Alle Anzeichen deuteten auf einen Diphtherie-Fall in einer Nordbremer Grundschule hin: die Symptome des Kindes, die Einschätzung des Arztes, die anschließenden Untersuchungen eines Klinikteams. In der vergangenen Woche machte die Gesundheitsbehörde deshalb alles, was das Robert-Koch-Institut bei Ausbruch einer Infektionserkrankung wie dieser vorschreibt. So hieß es in einer ersten Mitteilung. Inzwischen gibt es eine zweite. Und aus der geht hervor: Es war gar keine Diphtherie.

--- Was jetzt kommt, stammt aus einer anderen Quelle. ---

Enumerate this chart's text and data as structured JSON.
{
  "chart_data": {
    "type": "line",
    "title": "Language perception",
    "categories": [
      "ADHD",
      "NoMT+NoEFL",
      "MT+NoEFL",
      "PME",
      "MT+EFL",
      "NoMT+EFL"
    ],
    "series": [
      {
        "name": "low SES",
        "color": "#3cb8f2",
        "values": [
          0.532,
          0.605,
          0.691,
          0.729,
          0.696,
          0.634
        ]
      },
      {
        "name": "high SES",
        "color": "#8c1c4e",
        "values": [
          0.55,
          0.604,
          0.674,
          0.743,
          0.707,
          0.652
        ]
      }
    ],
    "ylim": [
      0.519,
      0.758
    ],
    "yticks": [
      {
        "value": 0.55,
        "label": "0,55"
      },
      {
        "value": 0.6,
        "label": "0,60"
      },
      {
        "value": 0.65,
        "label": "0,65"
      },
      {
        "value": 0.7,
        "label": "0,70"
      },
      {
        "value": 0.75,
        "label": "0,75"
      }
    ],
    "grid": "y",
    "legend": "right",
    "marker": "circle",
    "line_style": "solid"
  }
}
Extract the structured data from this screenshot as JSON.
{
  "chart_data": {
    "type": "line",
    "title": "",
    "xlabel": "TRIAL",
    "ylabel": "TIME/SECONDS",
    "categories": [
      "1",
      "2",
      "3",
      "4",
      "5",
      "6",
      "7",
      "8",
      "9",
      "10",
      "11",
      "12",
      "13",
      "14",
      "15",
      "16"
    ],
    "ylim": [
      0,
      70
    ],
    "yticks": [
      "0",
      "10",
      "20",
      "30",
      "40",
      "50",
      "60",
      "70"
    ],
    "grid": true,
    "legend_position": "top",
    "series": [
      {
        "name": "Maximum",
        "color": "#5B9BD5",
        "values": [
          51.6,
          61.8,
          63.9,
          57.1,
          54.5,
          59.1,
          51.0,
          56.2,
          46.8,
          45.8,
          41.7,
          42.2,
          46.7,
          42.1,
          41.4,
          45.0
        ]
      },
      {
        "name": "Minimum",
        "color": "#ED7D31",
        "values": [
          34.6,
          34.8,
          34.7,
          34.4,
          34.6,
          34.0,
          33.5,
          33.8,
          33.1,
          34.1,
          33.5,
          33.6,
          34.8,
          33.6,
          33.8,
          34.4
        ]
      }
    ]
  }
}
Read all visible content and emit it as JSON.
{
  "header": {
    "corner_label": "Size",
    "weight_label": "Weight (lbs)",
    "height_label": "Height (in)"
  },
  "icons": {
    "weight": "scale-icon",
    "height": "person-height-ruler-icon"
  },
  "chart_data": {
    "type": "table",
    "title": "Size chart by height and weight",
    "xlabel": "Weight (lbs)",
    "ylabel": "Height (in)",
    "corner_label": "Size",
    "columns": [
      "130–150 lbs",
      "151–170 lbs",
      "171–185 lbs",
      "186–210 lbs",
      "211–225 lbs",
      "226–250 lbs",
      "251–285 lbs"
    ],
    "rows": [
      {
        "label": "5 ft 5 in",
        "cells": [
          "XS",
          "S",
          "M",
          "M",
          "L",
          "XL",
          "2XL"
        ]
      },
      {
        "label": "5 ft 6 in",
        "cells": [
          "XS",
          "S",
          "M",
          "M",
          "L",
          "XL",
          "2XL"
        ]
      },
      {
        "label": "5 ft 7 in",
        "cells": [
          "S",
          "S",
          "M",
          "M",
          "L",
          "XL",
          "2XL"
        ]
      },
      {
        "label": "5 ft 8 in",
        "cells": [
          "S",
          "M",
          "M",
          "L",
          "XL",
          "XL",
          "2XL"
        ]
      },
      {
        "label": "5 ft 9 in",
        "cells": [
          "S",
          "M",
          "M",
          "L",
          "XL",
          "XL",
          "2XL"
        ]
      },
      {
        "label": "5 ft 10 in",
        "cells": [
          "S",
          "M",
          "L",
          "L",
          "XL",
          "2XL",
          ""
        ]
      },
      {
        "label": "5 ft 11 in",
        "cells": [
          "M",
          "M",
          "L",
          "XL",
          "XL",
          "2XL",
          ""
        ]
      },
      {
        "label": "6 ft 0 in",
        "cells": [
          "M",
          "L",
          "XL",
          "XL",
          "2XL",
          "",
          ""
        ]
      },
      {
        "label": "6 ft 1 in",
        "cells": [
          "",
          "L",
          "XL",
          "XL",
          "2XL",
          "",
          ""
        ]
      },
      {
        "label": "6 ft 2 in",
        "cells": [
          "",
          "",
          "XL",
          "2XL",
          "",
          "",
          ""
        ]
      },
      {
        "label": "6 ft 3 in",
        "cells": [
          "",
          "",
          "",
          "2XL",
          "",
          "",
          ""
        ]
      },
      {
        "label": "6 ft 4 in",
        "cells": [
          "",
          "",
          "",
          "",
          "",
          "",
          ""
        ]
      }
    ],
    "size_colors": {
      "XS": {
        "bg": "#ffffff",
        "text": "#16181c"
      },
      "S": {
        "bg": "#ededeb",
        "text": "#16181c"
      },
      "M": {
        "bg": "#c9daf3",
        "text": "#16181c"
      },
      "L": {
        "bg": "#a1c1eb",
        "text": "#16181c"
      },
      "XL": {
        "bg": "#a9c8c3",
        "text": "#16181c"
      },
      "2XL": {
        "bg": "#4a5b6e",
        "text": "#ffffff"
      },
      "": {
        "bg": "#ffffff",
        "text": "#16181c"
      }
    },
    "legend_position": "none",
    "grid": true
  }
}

Dass es stattdessen ein Fall einer anderen und nicht meldepflichtigen Atemwegserkrankung war, weiß Kristin Viezens seit Kurzem. Am Montagmorgen lag der Sprecherin von Gesundheitssenatorin Claudia Bernhard (Linke) vor, was bisher noch nicht vorgelegen hat: der Laborbefund. Und der kam eben zu einem anderen Ergebnis, als Symptome und erste Diagnostik nahegelegt haben. Um was für eine andere Erkrankung es sich handelt, sagt Viezens nicht. Sie verweist auf den Datenschutz und darauf, dass keine Rückschlüsse auf das Kind gezogen werden dürfen. Ihr zufolge muss es immer noch stationär versorgt werden.
Schnell musste es gehen – so schnell, dass in der Vorwoche nicht erst Laborwerte abgewartet werden konnten, sondern gleich gehandelt wurde. Diphtherie ist eine ansteckende Krankheit. Das Kind aus der Nordbremer Grundschule kam sofort in die Klinik, als der Verdacht da war. Seit Mittwoch wird es von Krankenhausärzten behandelt. Nach Angaben des Gesundheitsamtes wurde zügig mit einer sogenannten Antitoxinbehandlung und einer anschließenden antibiotischen Therapie begonnen. Am Freitag vermeldete die Behörde, dass sich das Kind mittlerweile auf dem Weg der Besserung befindet.
Es ist nicht das Einzige, was unternommen wurde. Um der Ausbreitung der Infektionskrankheit entgegenzuwirken, informierte das Gesundheitsamt sowohl Schüler und Lehrer als auch Eltern und Personen, die mit dem Kind außerhalb der Schule in Kontakt gestanden haben. Alle bekamen ein mehrsprachiges Informationsschreiben. Und allen wurde empfohlen, sich wie das Kind antibiotisch behandeln zu lassen. Was in diesem Fall die Einnahme von Penicillin bedeutete. Zuvor hatte sich die Behörde bei der Apothekerkammer erkundigt, ob der Wirkstoff in ausreichendem Maß vorhanden ist.
Sie meldete den Fall schließlich nicht nur dem Robert-Koch-Institut, sondern auch anderen: der Kassenärztlichen Vereinigung, dem Eltern-Kind-Zentrum am Klinikum Mitte, dem Nordbremer Krankenhaus. Sie sollten vorbereitet sein, falls über das Wochenende weitere Kinder mit Penicillin behandelt werden müssen. Außerdem legte das Ressort den Kontaktpersonen eine Schutzimpfung zur Auffrischung nahe. Die Impfbücher der Schüler wurden vom Gesundheitsamt vorsorglich überprüft und die Klassenräume der Nordbremer Grundschule gesondert gereinigt – durch spezielles Personal.
Nach Angaben von Senatorensprecherin Viezens gab es zuletzt 2019 einen Diphtherie-Fall in Bremen. Der wirksamste Schutz ist für die Behörde die Impfung. Sie richtet sich gegen das Gift, das der Erreger produziert, und nicht gegen die Bakterien. Die Ständige Impfkommission empfiehlt, alle Säuglinge, Kinder, Jugendlichen und Erwachsenen standardmäßig gegen Diphtherie zu impfen und diese Impfung aufzufrischen. Trotzdem lag die Impfquote bei Erkrankungen wie Diphtherie, Keuchhusten und Hepatitis B in Bremen 2022 unter den Zahlen anderer Bundesländer. Das war aus einer repräsentativen Analyse einer Krankenkasse hervorgegangen.